Afin d’explorer les moyens d’améliorer l’accès et la représentation, le Local Engagement Refugee Research Network (LERRN) s’est associé à l’équipe éditoriale de la Revue Migrations Forcées afin de soutenir un nouveau programme de mentorat visant à accroître l’inclusion des perspectives jusqu’ici sous-représentées. Cette initiative s’est appuyée sur les résultats prometteurs d’autres initiatives, notamment le Displaced Scholars Peer Mentoring Program, mis sur pied par le Kaldor Centre for International Refugee Law, de l’université de New South Wales, et l’institut Raoul Wallenberg, de l’université de Lund. Ces programmes ont permis d’offrir un mentorat par les pairs et d’autres formes de soutien aux chercheurs en début de carrière qui ont subi un déplacement forcé[3].

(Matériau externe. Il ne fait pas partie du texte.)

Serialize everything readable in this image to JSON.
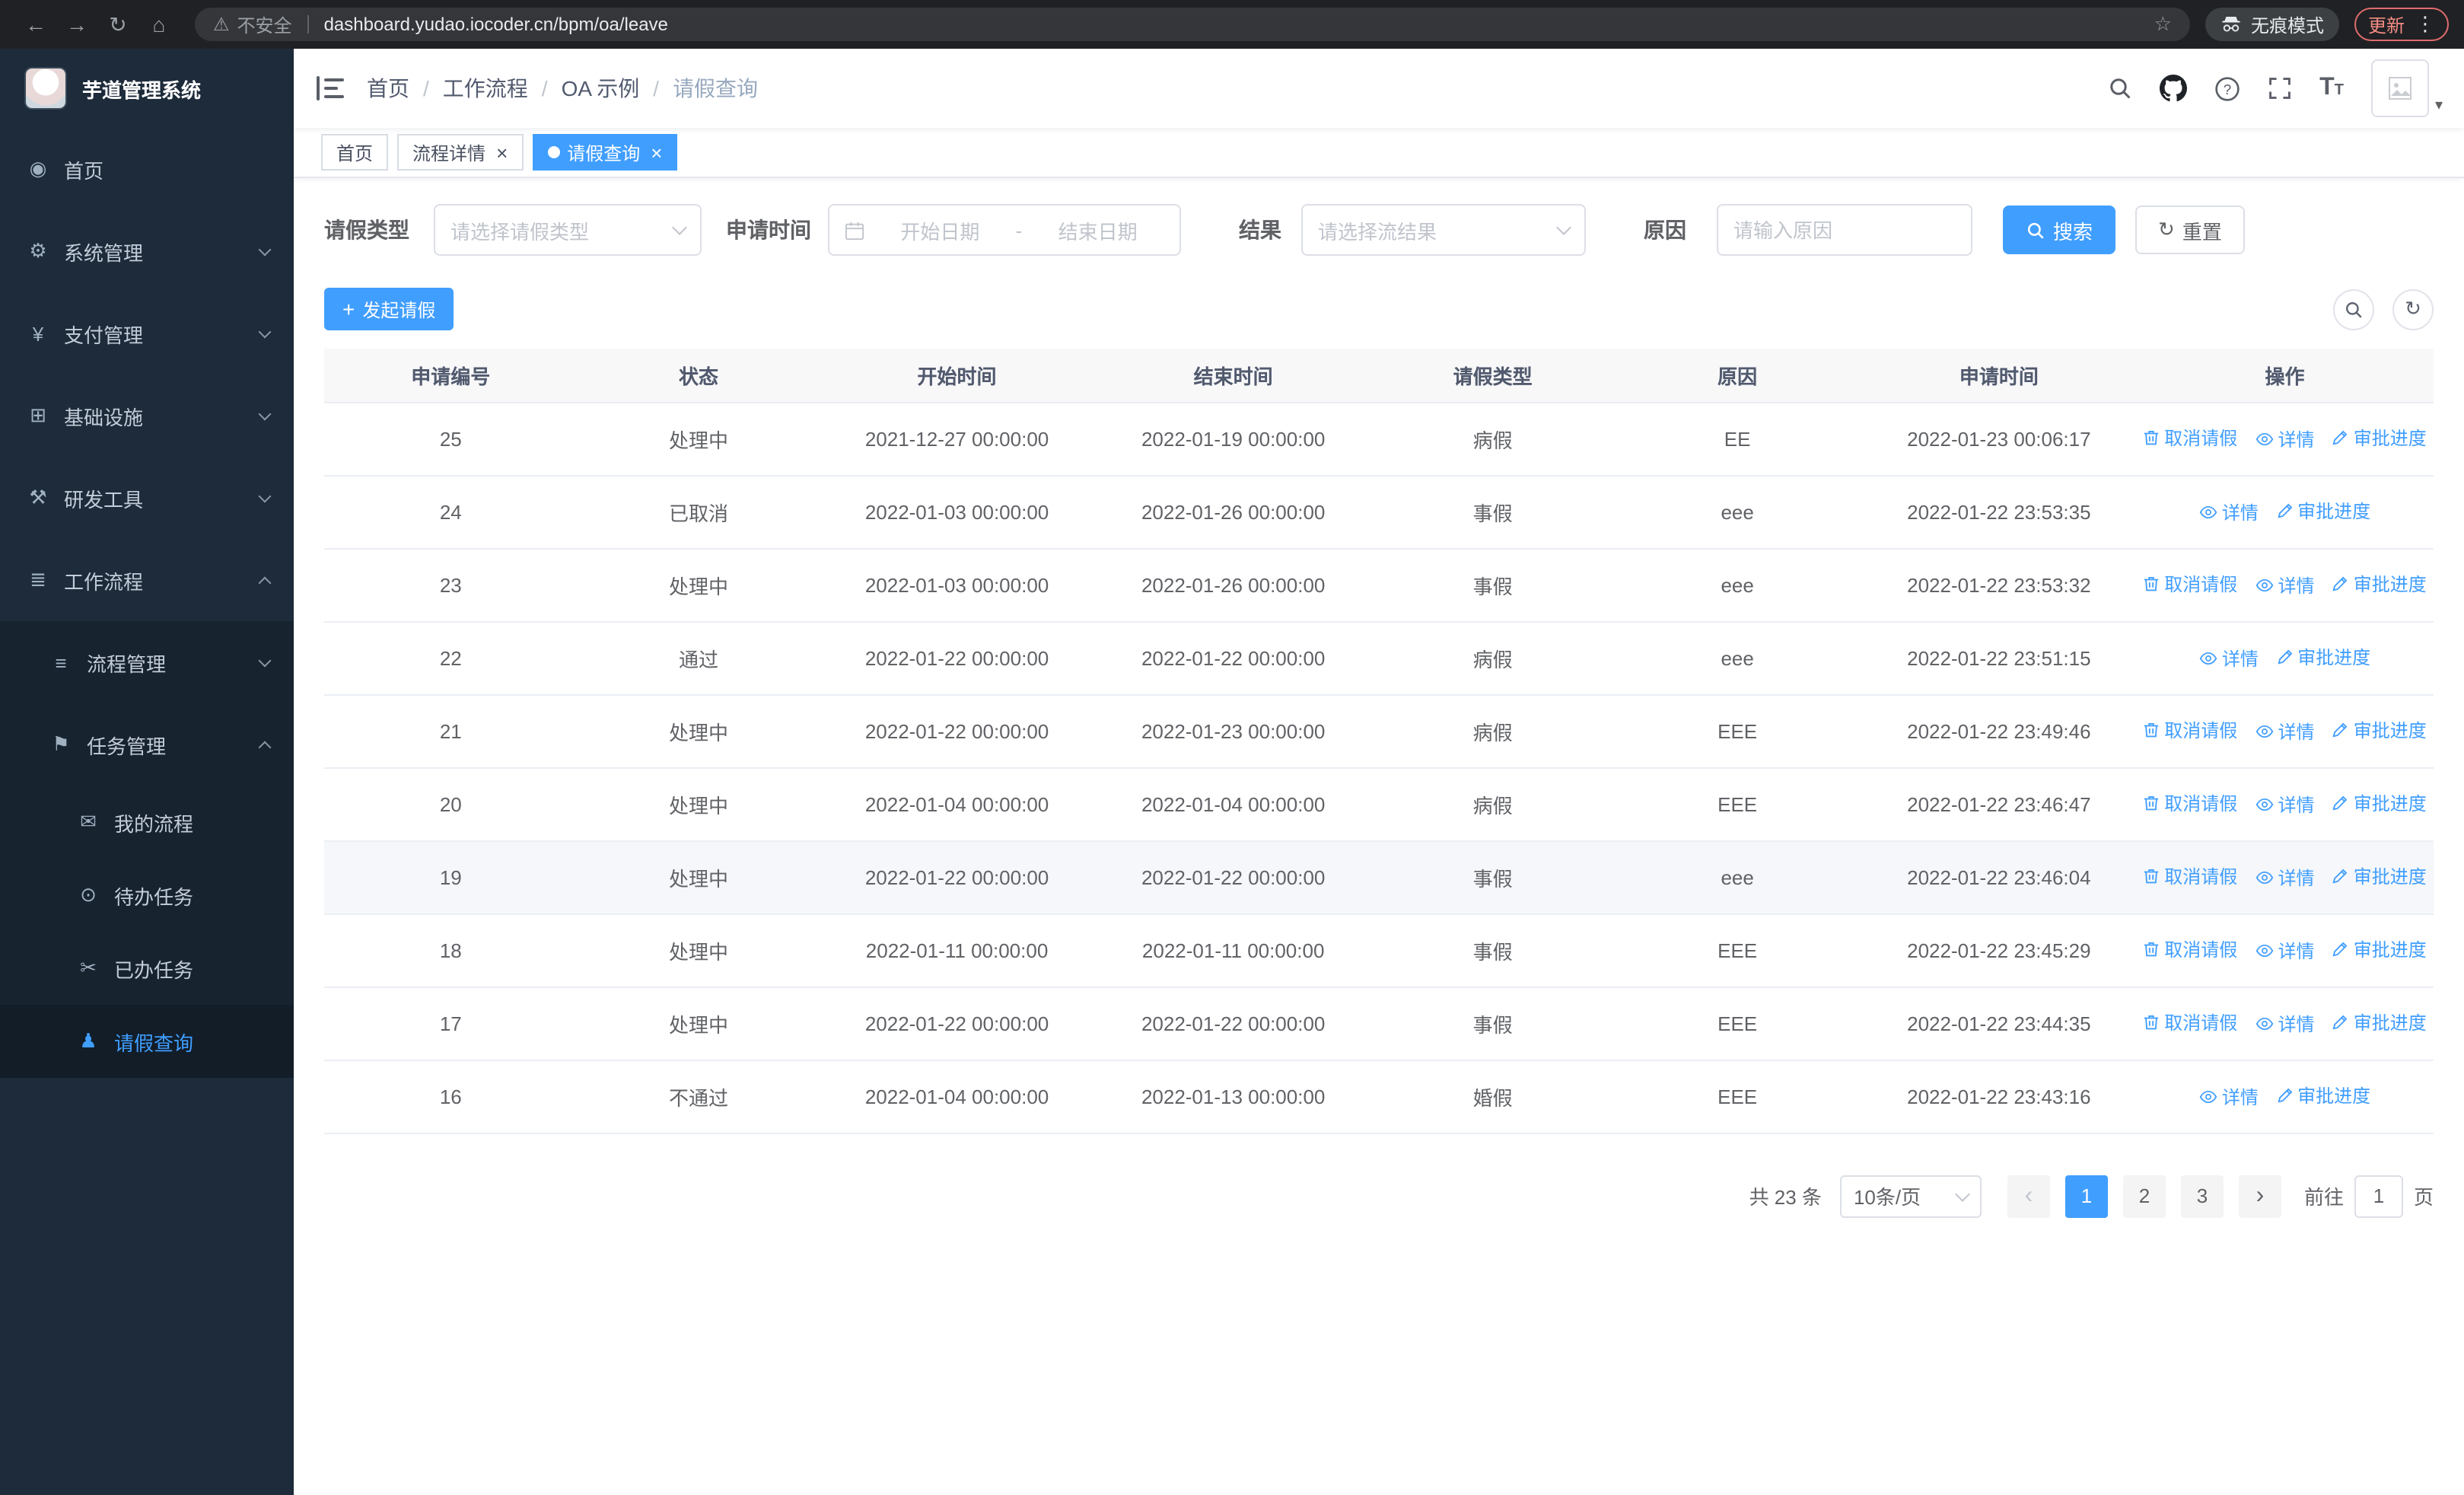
{
  "browser": {
    "back_icon": "←",
    "forward_icon": "→",
    "reload_icon": "↻",
    "home_icon": "⌂",
    "warning_icon": "⚠",
    "security_label": "不安全",
    "url": "dashboard.yudao.iocoder.cn/bpm/oa/leave",
    "star_icon": "☆",
    "incognito_label": "无痕模式",
    "update_label": "更新",
    "menu_icon": "⋮"
  },
  "sidebar": {
    "logo_title": "芋道管理系统",
    "items": [
      {
        "icon": "dashboard-icon",
        "glyph": "◉",
        "label": "首页",
        "cls": "lvl0"
      },
      {
        "icon": "gear-icon",
        "glyph": "⚙",
        "label": "系统管理",
        "cls": "lvl0",
        "chevron": "down"
      },
      {
        "icon": "yen-icon",
        "glyph": "¥",
        "label": "支付管理",
        "cls": "lvl0",
        "chevron": "down"
      },
      {
        "icon": "monitor-icon",
        "glyph": "⊞",
        "label": "基础设施",
        "cls": "lvl0",
        "chevron": "down"
      },
      {
        "icon": "tools-icon",
        "glyph": "⚒",
        "label": "研发工具",
        "cls": "lvl0",
        "chevron": "down"
      },
      {
        "icon": "workflow-icon",
        "glyph": "≣",
        "label": "工作流程",
        "cls": "lvl0",
        "chevron": "up"
      },
      {
        "icon": "list-icon",
        "glyph": "≡",
        "label": "流程管理",
        "cls": "lvl1",
        "sub": true,
        "chevron": "down"
      },
      {
        "icon": "flag-icon",
        "glyph": "⚑",
        "label": "任务管理",
        "cls": "lvl1",
        "sub": true,
        "chevron": "up"
      },
      {
        "icon": "message-icon",
        "glyph": "✉",
        "label": "我的流程",
        "cls": "lvl2",
        "sub": true
      },
      {
        "icon": "eye-icon",
        "glyph": "⊙",
        "label": "待办任务",
        "cls": "lvl2",
        "sub": true
      },
      {
        "icon": "scissors-icon",
        "glyph": "✂",
        "label": "已办任务",
        "cls": "lvl2",
        "sub": true
      },
      {
        "icon": "user-icon",
        "glyph": "♟",
        "label": "请假查询",
        "cls": "lvl2",
        "sub": true,
        "active": true
      }
    ]
  },
  "header": {
    "separator": "/",
    "breadcrumb": [
      "首页",
      "工作流程",
      "OA 示例",
      "请假查询"
    ]
  },
  "tabs": {
    "close_icon": "×",
    "items": [
      {
        "label": "首页"
      },
      {
        "label": "流程详情"
      },
      {
        "label": "请假查询"
      }
    ]
  },
  "filters": {
    "leave_type_label": "请假类型",
    "leave_type_placeholder": "请选择请假类型",
    "apply_time_label": "申请时间",
    "start_placeholder": "开始日期",
    "range_separator": "-",
    "end_placeholder": "结束日期",
    "result_label": "结果",
    "result_placeholder": "请选择流结果",
    "reason_label": "原因",
    "reason_placeholder": "请输入原因",
    "search_label": "搜索",
    "reset_label": "重置"
  },
  "toolbar": {
    "create_label": "发起请假",
    "plus_icon": "+",
    "refresh_icon": "↻"
  },
  "table": {
    "columns": [
      "申请编号",
      "状态",
      "开始时间",
      "结束时间",
      "请假类型",
      "原因",
      "申请时间",
      "操作"
    ],
    "actions": {
      "cancel": "取消请假",
      "detail": "详情",
      "progress": "审批进度"
    },
    "rows": [
      {
        "id": "25",
        "status": "处理中",
        "start": "2021-12-27 00:00:00",
        "end": "2022-01-19 00:00:00",
        "type": "病假",
        "reason": "EE",
        "applied": "2022-01-23 00:06:17",
        "can_cancel": true
      },
      {
        "id": "24",
        "status": "已取消",
        "start": "2022-01-03 00:00:00",
        "end": "2022-01-26 00:00:00",
        "type": "事假",
        "reason": "eee",
        "applied": "2022-01-22 23:53:35",
        "can_cancel": false
      },
      {
        "id": "23",
        "status": "处理中",
        "start": "2022-01-03 00:00:00",
        "end": "2022-01-26 00:00:00",
        "type": "事假",
        "reason": "eee",
        "applied": "2022-01-22 23:53:32",
        "can_cancel": true
      },
      {
        "id": "22",
        "status": "通过",
        "start": "2022-01-22 00:00:00",
        "end": "2022-01-22 00:00:00",
        "type": "病假",
        "reason": "eee",
        "applied": "2022-01-22 23:51:15",
        "can_cancel": false
      },
      {
        "id": "21",
        "status": "处理中",
        "start": "2022-01-22 00:00:00",
        "end": "2022-01-23 00:00:00",
        "type": "病假",
        "reason": "EEE",
        "applied": "2022-01-22 23:49:46",
        "can_cancel": true
      },
      {
        "id": "20",
        "status": "处理中",
        "start": "2022-01-04 00:00:00",
        "end": "2022-01-04 00:00:00",
        "type": "病假",
        "reason": "EEE",
        "applied": "2022-01-22 23:46:47",
        "can_cancel": true
      },
      {
        "id": "19",
        "status": "处理中",
        "start": "2022-01-22 00:00:00",
        "end": "2022-01-22 00:00:00",
        "type": "事假",
        "reason": "eee",
        "applied": "2022-01-22 23:46:04",
        "can_cancel": true,
        "highlighted": true
      },
      {
        "id": "18",
        "status": "处理中",
        "start": "2022-01-11 00:00:00",
        "end": "2022-01-11 00:00:00",
        "type": "事假",
        "reason": "EEE",
        "applied": "2022-01-22 23:45:29",
        "can_cancel": true
      },
      {
        "id": "17",
        "status": "处理中",
        "start": "2022-01-22 00:00:00",
        "end": "2022-01-22 00:00:00",
        "type": "事假",
        "reason": "EEE",
        "applied": "2022-01-22 23:44:35",
        "can_cancel": true
      },
      {
        "id": "16",
        "status": "不通过",
        "start": "2022-01-04 00:00:00",
        "end": "2022-01-13 00:00:00",
        "type": "婚假",
        "reason": "EEE",
        "applied": "2022-01-22 23:43:16",
        "can_cancel": false
      }
    ]
  },
  "pagination": {
    "total_label": "共 23 条",
    "page_size_label": "10条/页",
    "prev_icon": "‹",
    "next_icon": "›",
    "pages": [
      "1",
      "2",
      "3"
    ],
    "goto_label": "前往",
    "goto_value": "1",
    "page_unit": "页"
  },
  "colors": {
    "primary": "#409eff",
    "sidebar_bg": "#1d2b3a",
    "chrome_bg": "#202124"
  }
}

Pour concevoir l’initiative, RMF et le LERRN ont réuni un groupe consultatif composé de personnes ayant une expérience vécue du déplacement et de partenaires établis dans les principales régions d’accueil de réfugiés du Sud. Le groupe a contribué à l’élaboration de l’appel à articles pour ce numéro de RMF consacré au thème « Savoirs, voix et pouvoir » et a également apporté des éclairages sur la manière de surmonter les obstacles à l’inclusion. À la suite de ces discussions, RMF et le LERRN ont mené une enquête auprès des participants inscrits à une session intitulée « Écrire pour RMF[4] » afin de recueillir des informations sur les obstacles à la publication. Les répondants à l’enquête étaient pour la plupart employés dans des universités, des ONG ou des agences des Nations unies dans le Sud. Un tiers d’entre eux avaient vécu une expérience de déplacement, plus de la moitié étaient nés dans le Sud et un tiers étaient des femmes. Les résultats de cette enquête sont les suivants :

La langue reste un obstacle important à la publication dans RFM, en particulier pour les réfugiés et les autres personnes qui ont subi un déplacement. Bien que RMF reçoive des articles et les publie en anglais, en arabe, en français et en espagnol, les réfugiés et les autres personnes ayant une expérience personnelle du déplacement ont cité comme obstacle important la prééminence de l’anglais sur la scène internationale, à la fois réelle et perçue, et, partant, le manque de possibilités d’écrire dans des langues autres que celles dans lesquelles la revue publie. En revanche, les auteurs qui n’étaient pas des réfugiés et/ou qui n’avaient pas d’expérience personnelle du déplacement, indépendamment de leur relation avec le Sud, étaient beaucoup plus susceptibles de citer le manque de temps pour écrire comme un obstacle à la publication, plutôt que la langue.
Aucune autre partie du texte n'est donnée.